Nah, database pelanggan inilah yang anda butuhkan. Memang pada awalnya, keuntungan usaha anda sedikit, seperti contoh kasus diatas. Tapi setelah itu, anda bisa menggunakan 2 cara untuk meningkatkan keuntungan usaha anda. Caranya dengan :
1. Up Sell
Anda menawarkan versi produk atau jasa anda yang lebih. Contohnya, misalkan anda menjual mesin penetas telur kapasitas kecil. Anggap keuntungan usahanya hanya 10 ribu rupiah lah, persis seperti kasus teman saya diatas. Setelah si konsumen tadi membeli mesin anda, dia pasti merasakan manfaat produk anda kan? Beberapa bulan kemudian, berikan penawaran menarik kembali dengan versi yang lebih tinggi. Anda bisa bilang, “Pak, ini ada mesin penetas telur yang kapasitasnya lebih banyak lho. Lebih ngirit listriknya. Kapasitasnya juga lebih banyak. Kalau dihitung-hitung, jatuhnya harga lebih murah pak.” Coba kalau anda tidak menerima order yang kecil tadi. Bisa berabe kan?
2. Cross Sell
Anda menawarkan lebih dari yang konsumen cari. Siapa dari anda yang pernah makan di restoran cepat saji seperti McDonald’s, KFC atau Texas Chicken? Ketiga usaha waralaba tersebut punya jurus andalan, yaitu cross sell, menawarkan produk lain setelah konsumen membeli produk tertentu. Anda ingin tahu seperti apa contoh cross sell mereka? Begini, jika anda hanya membeli ayam goreng saja, dengan sigap pelayannya akan menawari anda “Kentangnya pak?”. Kemudian dia menawarkan lagi “Es krimnya nggak sekalian pak?” Kemudian anda ditawari lagi “Supnya pak? Hangat lho…”.

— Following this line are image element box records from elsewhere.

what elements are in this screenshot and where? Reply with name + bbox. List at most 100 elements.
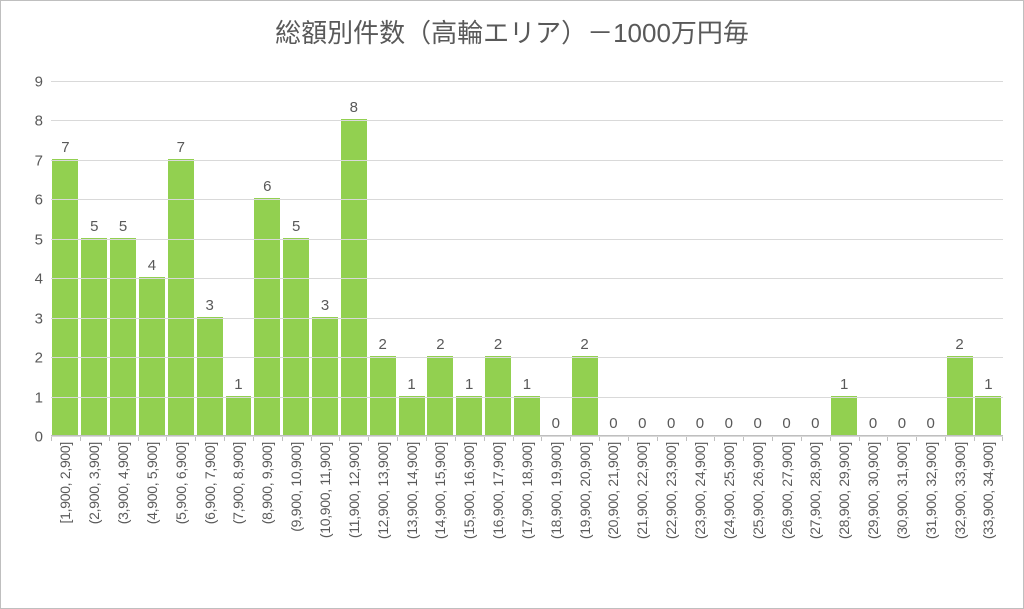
bar-slot: 0 (859, 81, 888, 435)
bar-value-label: 0 (927, 415, 935, 435)
grid-line: 1 (51, 397, 1003, 398)
bar-slot: 0 (772, 81, 801, 435)
bar-slot: 8 (339, 81, 368, 435)
y-tick-label: 5 (35, 231, 51, 248)
bar-value-label: 1 (840, 376, 848, 396)
x-tick-label: (17,900, 18,900] (519, 442, 535, 539)
x-tick-label: (14,900, 15,900] (432, 442, 448, 539)
x-label-slot: (12,900, 13,900] (368, 436, 397, 596)
grid-line: 5 (51, 239, 1003, 240)
x-label-slot: (21,900, 22,900] (628, 436, 657, 596)
grid-line: 6 (51, 199, 1003, 200)
bar-value-label: 1 (407, 376, 415, 396)
x-tick-label: (10,900, 11,900] (317, 442, 333, 538)
bar-value-label: 1 (234, 376, 242, 396)
grid-line: 8 (51, 120, 1003, 121)
y-tick-label: 7 (35, 152, 51, 169)
bar-slot: 2 (570, 81, 599, 435)
bar: 1 (226, 396, 252, 435)
bar-value-label: 0 (696, 415, 704, 435)
bar-slot: 1 (224, 81, 253, 435)
x-label-slot: (29,900, 30,900] (859, 436, 888, 596)
bar-value-label: 2 (494, 336, 502, 356)
y-tick-label: 8 (35, 113, 51, 130)
grid-line: 2 (51, 357, 1003, 358)
x-tick-label: (4,900, 5,900] (144, 442, 160, 524)
x-label-slot: (6,900, 7,900] (195, 436, 224, 596)
bar: 3 (312, 317, 338, 435)
bar-slot: 5 (282, 81, 311, 435)
bar-slot: 2 (368, 81, 397, 435)
x-label-slot: (23,900, 24,900] (686, 436, 715, 596)
bar: 1 (456, 396, 482, 435)
bar-value-label: 4 (148, 257, 156, 277)
bar-value-label: 8 (350, 99, 358, 119)
x-tick-label: (12,900, 13,900] (375, 442, 391, 539)
x-label-slot: (32,900, 33,900] (945, 436, 974, 596)
x-tick-label: (16,900, 17,900] (490, 442, 506, 539)
grid-line: 3 (51, 318, 1003, 319)
x-label-slot: (16,900, 17,900] (484, 436, 513, 596)
bar-value-label: 0 (782, 415, 790, 435)
x-label-slot: (26,900, 27,900] (772, 436, 801, 596)
x-tick-label: (24,900, 25,900] (721, 442, 737, 539)
grid-line: 9 (51, 81, 1003, 82)
bar: 1 (399, 396, 425, 435)
x-tick-label: (30,900, 31,900] (894, 442, 910, 539)
x-tick-label: (28,900, 29,900] (836, 442, 852, 539)
bar-value-label: 2 (436, 336, 444, 356)
bar-value-label: 2 (955, 336, 963, 356)
bar-slot: 5 (109, 81, 138, 435)
bar-slot: 0 (714, 81, 743, 435)
y-tick-label: 9 (35, 74, 51, 91)
bar-slot: 2 (426, 81, 455, 435)
x-tick-label: (5,900, 6,900] (173, 442, 189, 524)
x-label-slot: (2,900, 3,900] (80, 436, 109, 596)
x-label-slot: (14,900, 15,900] (426, 436, 455, 596)
bar-value-label: 0 (638, 415, 646, 435)
x-tick-label: (27,900, 28,900] (807, 442, 823, 539)
bar-slot: 0 (801, 81, 830, 435)
bar: 5 (283, 238, 309, 435)
bar-slot: 1 (397, 81, 426, 435)
bar: 8 (341, 119, 367, 435)
x-tick-label: (11,900, 12,900] (346, 442, 362, 538)
bar-slot: 0 (599, 81, 628, 435)
x-label-slot: (17,900, 18,900] (513, 436, 542, 596)
bar-value-label: 2 (379, 336, 387, 356)
x-label-slot: (33,900, 34,900] (974, 436, 1003, 596)
y-tick-label: 2 (35, 350, 51, 367)
x-tick-label: (23,900, 24,900] (692, 442, 708, 539)
x-tick-label: (21,900, 22,900] (634, 442, 650, 539)
x-tick-label: (25,900, 26,900] (750, 442, 766, 539)
x-label-slot: (7,900, 8,900] (224, 436, 253, 596)
x-tick-label: (6,900, 7,900] (202, 442, 218, 524)
y-tick-label: 6 (35, 192, 51, 209)
x-label-slot: (8,900, 9,900] (253, 436, 282, 596)
x-tick-label: (29,900, 30,900] (865, 442, 881, 539)
x-label-slot: (30,900, 31,900] (887, 436, 916, 596)
x-label-slot: (25,900, 26,900] (743, 436, 772, 596)
histogram-chart: 総額別件数（高輪エリア）－1000万円毎 7554731653821212102… (0, 0, 1024, 609)
x-axis-labels: [1,900, 2,900](2,900, 3,900](3,900, 4,90… (51, 436, 1003, 596)
bar-value-label: 0 (811, 415, 819, 435)
x-tick-label: [1,900, 2,900] (57, 442, 73, 523)
bar-slot: 3 (195, 81, 224, 435)
x-label-slot: (27,900, 28,900] (801, 436, 830, 596)
x-label-slot: (31,900, 32,900] (916, 436, 945, 596)
bar: 1 (975, 396, 1001, 435)
x-label-slot: (10,900, 11,900] (311, 436, 340, 596)
bar: 1 (514, 396, 540, 435)
bar: 5 (81, 238, 107, 435)
bar-value-label: 7 (177, 139, 185, 159)
bar-value-label: 0 (725, 415, 733, 435)
x-tick-label: (18,900, 19,900] (548, 442, 564, 539)
grid-line: 7 (51, 160, 1003, 161)
x-tick-label: (2,900, 3,900] (86, 442, 102, 524)
x-label-slot: (11,900, 12,900] (339, 436, 368, 596)
bar-slot: 7 (166, 81, 195, 435)
bar-value-label: 0 (753, 415, 761, 435)
bar-slot: 3 (311, 81, 340, 435)
x-tick-label: (9,900, 10,900] (288, 442, 304, 532)
plot-area: 755473165382121210200000000100021 012345… (51, 81, 1003, 436)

Dan hebatnya, menurut hasil survei pasar dari pak Tung Desem Waringin, presentase keberhasilan teknik penawaran seperti ini mencapai 70 hingga 80%. Dan biaya yang harus anda keluarkan, GRATIS! Lha kalau anda ikut-ikutan menolak hasil penjualan yang kecil tadi, berapa lagi omset tambahan yang harus anda lepas karena anda tidak mengambil order yang kecil tadi? Poinnya adalah, jangan pernah anda meremehkan konsumen yang membeli sedikit atau keuntungan usaha yang anda dapat kecil. Yang penting anda sudah tahu caranya memperbesar pembelian konsumen dari hasi penjualan anda.